The to_snake_case function converts a string in camelCase, PascalCase, or other formats to snake_case.

Parameters

Parameter Type Description
name str The string to convert to snake_case format

Returns

A string converted to snake_case format.

Examples

from configr.utils import to_snake_case

# Converting PascalCase
result = to_snake_case("DatabaseConfig")
print(result)  # "database_config"

# Converting camelCase
result = to_snake_case("databaseConfig")
print(result)  # "database_config"

# With numbers
result = to_snake_case("API123Config")
print(result)  # "api123_config"

# With acronyms
result = to_snake_case("DBConfig")
print(result)  # "db_config"

# With mixed case
result = to_snake_case("JSONAPIConfig")
print(result)  # "json_api_config"

Implementation Details

The function:

  1. If the input is a simple lowercase word without special characters, returns it as is
  2. Otherwise, uses regular expressions to find:
    • Lowercase letters and numbers together
    • Uppercase letters, optionally followed by uppercase letters, numbers, or lowercase letters
  3. Joins these elements with underscores
  4. Converts everything to lowercase

The core regular expression pattern is:

re.findall(r'[a-z0-9]+|[A-Z](?:[A-Z0-9]*(?![a-z])|[a-z0-9]*)', name)

This pattern matches:

  • Groups of lowercase letters and numbers: [a-z0-9]+

OR

  • An uppercase letter: [A-Z] followed by either:
    • Zero or more uppercase letters and numbers not followed by a lowercase letter: [A-Z0-9]*(?![a-z])

OR

- Zero or more lowercase letters and numbers: `[a-z0-9]*`

Usage in Configr

The to_snake_case function is used internally by Configr in the config_class decorator to derive default configuration file names from class names when a specific file name is not provided.

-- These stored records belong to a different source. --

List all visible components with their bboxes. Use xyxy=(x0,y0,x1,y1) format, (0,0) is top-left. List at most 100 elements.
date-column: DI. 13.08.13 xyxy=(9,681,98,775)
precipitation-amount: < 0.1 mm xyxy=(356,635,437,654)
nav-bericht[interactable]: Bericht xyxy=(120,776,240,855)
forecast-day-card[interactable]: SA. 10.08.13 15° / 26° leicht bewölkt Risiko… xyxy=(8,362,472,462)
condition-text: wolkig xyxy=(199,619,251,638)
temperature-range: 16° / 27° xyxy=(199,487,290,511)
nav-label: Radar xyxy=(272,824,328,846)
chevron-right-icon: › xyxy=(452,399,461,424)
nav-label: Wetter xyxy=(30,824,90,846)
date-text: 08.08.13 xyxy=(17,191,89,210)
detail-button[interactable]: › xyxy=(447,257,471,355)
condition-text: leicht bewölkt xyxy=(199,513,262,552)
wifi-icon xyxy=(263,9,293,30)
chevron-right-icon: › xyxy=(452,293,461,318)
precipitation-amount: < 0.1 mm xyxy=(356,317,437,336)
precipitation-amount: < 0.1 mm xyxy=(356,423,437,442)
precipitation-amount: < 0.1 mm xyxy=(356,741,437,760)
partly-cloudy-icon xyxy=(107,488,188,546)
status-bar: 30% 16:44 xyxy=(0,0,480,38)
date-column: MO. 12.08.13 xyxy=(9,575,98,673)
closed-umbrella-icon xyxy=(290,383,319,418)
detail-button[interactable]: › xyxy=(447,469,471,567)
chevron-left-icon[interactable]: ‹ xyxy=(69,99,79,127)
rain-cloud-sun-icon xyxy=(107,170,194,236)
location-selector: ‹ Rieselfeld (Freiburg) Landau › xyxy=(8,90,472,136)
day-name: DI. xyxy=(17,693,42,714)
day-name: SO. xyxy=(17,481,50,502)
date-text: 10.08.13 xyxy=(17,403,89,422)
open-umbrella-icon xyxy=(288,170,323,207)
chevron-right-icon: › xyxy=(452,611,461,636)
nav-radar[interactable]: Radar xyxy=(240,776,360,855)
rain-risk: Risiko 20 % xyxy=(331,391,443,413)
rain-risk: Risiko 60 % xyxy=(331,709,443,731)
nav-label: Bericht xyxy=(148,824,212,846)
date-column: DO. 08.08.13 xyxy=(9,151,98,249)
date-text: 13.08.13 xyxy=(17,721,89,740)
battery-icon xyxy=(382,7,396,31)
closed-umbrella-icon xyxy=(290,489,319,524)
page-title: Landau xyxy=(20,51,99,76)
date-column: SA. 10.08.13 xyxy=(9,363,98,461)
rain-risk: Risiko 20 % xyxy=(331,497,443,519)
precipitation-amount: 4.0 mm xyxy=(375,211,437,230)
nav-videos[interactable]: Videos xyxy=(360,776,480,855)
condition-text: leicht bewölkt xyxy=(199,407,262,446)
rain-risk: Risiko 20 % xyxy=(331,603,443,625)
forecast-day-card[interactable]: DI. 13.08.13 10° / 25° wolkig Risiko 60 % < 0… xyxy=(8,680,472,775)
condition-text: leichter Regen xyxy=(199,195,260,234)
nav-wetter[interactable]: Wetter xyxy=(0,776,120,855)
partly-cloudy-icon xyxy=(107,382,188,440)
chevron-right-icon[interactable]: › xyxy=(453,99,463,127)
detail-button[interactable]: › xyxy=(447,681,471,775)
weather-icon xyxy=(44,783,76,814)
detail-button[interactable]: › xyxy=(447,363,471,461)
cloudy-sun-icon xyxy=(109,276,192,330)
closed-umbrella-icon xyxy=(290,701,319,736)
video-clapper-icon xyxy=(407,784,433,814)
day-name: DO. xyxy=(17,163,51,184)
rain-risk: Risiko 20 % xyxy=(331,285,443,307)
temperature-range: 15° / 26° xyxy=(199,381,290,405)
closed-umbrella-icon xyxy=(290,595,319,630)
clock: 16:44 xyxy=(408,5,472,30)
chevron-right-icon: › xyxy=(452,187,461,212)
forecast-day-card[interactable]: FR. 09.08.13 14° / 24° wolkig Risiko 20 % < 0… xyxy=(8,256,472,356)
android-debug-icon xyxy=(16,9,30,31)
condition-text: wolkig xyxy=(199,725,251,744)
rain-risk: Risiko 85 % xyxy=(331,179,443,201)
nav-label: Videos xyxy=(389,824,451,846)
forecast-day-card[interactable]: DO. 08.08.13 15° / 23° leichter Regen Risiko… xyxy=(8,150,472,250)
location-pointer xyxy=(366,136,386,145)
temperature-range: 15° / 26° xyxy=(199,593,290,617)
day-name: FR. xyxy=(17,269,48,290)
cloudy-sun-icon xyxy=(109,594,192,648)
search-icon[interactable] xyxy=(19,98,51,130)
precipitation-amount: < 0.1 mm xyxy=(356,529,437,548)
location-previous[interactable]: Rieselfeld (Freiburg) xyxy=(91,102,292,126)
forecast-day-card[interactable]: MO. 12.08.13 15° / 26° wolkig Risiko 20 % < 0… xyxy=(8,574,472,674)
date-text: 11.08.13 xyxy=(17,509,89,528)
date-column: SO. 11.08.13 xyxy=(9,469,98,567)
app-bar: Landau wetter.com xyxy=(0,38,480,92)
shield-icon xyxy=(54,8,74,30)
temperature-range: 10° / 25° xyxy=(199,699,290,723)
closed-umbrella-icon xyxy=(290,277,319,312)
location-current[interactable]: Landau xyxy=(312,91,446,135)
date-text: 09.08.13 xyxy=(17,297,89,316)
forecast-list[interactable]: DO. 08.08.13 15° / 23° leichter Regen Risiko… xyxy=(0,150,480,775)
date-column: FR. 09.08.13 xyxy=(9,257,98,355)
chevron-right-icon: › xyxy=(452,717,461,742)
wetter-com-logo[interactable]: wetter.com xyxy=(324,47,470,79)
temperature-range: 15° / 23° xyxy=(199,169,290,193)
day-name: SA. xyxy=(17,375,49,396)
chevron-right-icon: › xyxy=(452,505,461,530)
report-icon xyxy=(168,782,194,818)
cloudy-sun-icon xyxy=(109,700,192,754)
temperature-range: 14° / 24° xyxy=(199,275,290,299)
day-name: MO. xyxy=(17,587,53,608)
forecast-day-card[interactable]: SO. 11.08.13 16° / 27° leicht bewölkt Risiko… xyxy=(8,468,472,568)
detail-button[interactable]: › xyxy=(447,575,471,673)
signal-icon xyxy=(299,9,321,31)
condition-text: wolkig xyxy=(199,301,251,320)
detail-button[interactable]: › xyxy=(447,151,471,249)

For example, a class named DatabaseConfig would, by default, look for a configuration file named database_config ( with any supported extension like .json or .yaml).

@config_class  # Will use database_config as the base name
class DatabaseConfig:
    host: str
    port: int

This helps maintain a consistent naming convention for configuration files that follows Python's standard style guidelines.